In this context, a study was conducted in January of this year to evaluate the effectiveness of ChatGPT-3.5 in solving basic virtual medical scenarios, specifically on Chronic Obstructive Pulmonary Disease (COPD) and multimorbidity. The Virtual Patients Scenarios App platform, developed by the Medical Physics and Digital Innovation Lab of the Faculty of Medicine of the Aristotle University of Thessaloniki, Greece, was used. The “Symptom Management Scenarios” section was accessed, selecting “Symptom Management: COPD” and “Symptom Management: Multimorbidity.” The questionnaires included six and nine dynamic questions, respectively, based on patient simulations, each taking approximately five minutes.
First, the questions were answered manually, and then ChatGPT was asked to answer the same questions. The responses were later tabulated and outlined using Microsoft® Excel for Mac version 16.78.3.
For the COPD scenario, ChatGPT answered one out of six questions incorrectly, achieving an accuracy rate of 83.33%. For the multimorbidity scenario, three out of nine answers were incorrect, resulting in 66.67%. Overall, ChatGPT achieved a 73.33% accuracy rate across both scenarios, answering eleven out of fifteen questions correctly (Figure 1).
Figure 1A, 1B and both
Figure 1A. ChatGPT results in specific scenarios. Figure 1B. ChatGPT results in both scenarios.
While AI can provide general and relevant information, it should not be considered a substitute for the clinical judgment of healthcare professionals. There are still significant gaps, such as the lack of personalization, the risk of incorrect information, and the ethical and liability implications. In this study, the error margin was 26.67%, raising concerns about trust in the application. Although this pilot study included only 15 questions, it can be compared to the work of Soto-Chávez et al.
5
, n analytical observational cross-sectional study that evaluated 12 questions selected by internal medicine specialists on five chronic diseases (diabetes, heart failure, chronic kidney disease, rheumatoid arthritis, and systemic lupus erythematosus). That study found that 71.67% of the responses generated by ChatGPT were rated as "good," and none were considered "completely incorrect," with higher accuracy in diabetes and rheumatoid arthritis.

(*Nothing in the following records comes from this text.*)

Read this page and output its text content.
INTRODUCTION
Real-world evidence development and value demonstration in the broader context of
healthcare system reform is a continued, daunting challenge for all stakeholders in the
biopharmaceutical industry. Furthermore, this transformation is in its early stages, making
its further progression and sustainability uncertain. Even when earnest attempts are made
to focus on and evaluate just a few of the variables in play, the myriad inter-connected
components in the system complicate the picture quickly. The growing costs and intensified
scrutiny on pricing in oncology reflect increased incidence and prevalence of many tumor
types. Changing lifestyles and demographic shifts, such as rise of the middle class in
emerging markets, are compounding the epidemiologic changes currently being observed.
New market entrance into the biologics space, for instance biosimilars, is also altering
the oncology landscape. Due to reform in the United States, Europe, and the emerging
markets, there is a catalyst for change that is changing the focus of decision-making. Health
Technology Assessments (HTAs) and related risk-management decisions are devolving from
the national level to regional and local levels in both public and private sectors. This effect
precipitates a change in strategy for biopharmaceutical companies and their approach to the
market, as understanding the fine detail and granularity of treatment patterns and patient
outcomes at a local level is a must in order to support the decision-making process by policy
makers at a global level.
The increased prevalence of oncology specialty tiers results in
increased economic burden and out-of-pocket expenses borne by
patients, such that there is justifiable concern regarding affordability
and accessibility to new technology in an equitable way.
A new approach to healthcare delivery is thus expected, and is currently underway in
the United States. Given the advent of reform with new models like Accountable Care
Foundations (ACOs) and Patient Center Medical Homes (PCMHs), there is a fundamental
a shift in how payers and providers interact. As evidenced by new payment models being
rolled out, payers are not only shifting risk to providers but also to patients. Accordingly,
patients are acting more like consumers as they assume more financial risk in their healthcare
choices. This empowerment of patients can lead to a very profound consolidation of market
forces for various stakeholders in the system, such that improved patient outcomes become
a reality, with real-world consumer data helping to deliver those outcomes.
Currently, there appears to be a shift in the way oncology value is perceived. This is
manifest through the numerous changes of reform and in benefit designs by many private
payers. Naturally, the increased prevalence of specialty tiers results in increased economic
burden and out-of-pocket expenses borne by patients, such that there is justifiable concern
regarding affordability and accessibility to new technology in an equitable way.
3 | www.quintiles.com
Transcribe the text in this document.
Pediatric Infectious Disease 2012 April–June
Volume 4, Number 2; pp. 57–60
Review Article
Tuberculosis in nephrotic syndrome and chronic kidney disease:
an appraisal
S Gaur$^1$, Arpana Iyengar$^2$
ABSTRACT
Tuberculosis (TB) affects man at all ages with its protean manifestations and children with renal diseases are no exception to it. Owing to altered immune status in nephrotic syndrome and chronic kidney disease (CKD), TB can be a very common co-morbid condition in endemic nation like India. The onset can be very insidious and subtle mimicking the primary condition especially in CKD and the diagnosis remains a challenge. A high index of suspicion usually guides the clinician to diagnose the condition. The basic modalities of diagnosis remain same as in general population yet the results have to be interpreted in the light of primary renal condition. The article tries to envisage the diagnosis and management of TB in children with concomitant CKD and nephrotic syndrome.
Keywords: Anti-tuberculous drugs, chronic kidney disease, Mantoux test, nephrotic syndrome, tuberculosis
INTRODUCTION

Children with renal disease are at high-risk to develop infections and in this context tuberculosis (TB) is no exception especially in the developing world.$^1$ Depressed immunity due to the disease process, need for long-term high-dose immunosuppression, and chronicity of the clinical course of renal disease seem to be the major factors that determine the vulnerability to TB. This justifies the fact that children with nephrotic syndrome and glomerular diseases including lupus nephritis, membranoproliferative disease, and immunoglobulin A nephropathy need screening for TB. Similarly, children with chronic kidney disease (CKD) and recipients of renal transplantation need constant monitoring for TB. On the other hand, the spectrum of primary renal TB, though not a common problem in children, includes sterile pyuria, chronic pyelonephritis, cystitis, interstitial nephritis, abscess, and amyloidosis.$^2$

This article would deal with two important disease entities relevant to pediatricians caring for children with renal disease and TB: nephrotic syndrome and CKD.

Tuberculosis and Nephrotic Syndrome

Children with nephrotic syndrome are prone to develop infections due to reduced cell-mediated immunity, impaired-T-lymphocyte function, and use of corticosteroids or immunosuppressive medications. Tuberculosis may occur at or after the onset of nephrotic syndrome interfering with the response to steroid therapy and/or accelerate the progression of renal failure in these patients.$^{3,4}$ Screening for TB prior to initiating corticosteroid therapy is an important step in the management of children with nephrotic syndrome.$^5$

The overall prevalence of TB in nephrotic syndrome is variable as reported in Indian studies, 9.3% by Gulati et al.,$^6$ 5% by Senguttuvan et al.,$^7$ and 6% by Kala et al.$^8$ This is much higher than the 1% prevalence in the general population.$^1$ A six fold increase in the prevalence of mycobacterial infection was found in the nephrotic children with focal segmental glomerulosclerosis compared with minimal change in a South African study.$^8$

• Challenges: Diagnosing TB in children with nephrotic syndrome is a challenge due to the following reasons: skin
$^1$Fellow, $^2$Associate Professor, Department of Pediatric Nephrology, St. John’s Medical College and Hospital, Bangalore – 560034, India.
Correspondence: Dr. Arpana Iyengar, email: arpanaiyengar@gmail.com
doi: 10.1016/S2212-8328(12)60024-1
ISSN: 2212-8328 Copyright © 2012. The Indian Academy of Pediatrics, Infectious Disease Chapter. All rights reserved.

In conclusion, various studies have evaluated AI in medical licensing exams in different countries. However, there are limited studies that investigate its ability to answer questions on specific diseases. As observed in this pilot study, ChatGPT can tackle specific medical scenarios, providing general information and answers based on the knowledge it has acquired during its training. Nevertheless, it is crucial to remember that ChatGPT is not a medical professional and has limitations. It should not be regarded as a replacement for consultation with a qualified medical expert, let alone as a means for self-diagnosis. This study could serve as an inspiration for future research comparing various AI tools and their ability to address different diseases. Moreover, this type of study does not demand significant financial costs or considerable time, as mostly free-access virtual tools can be used.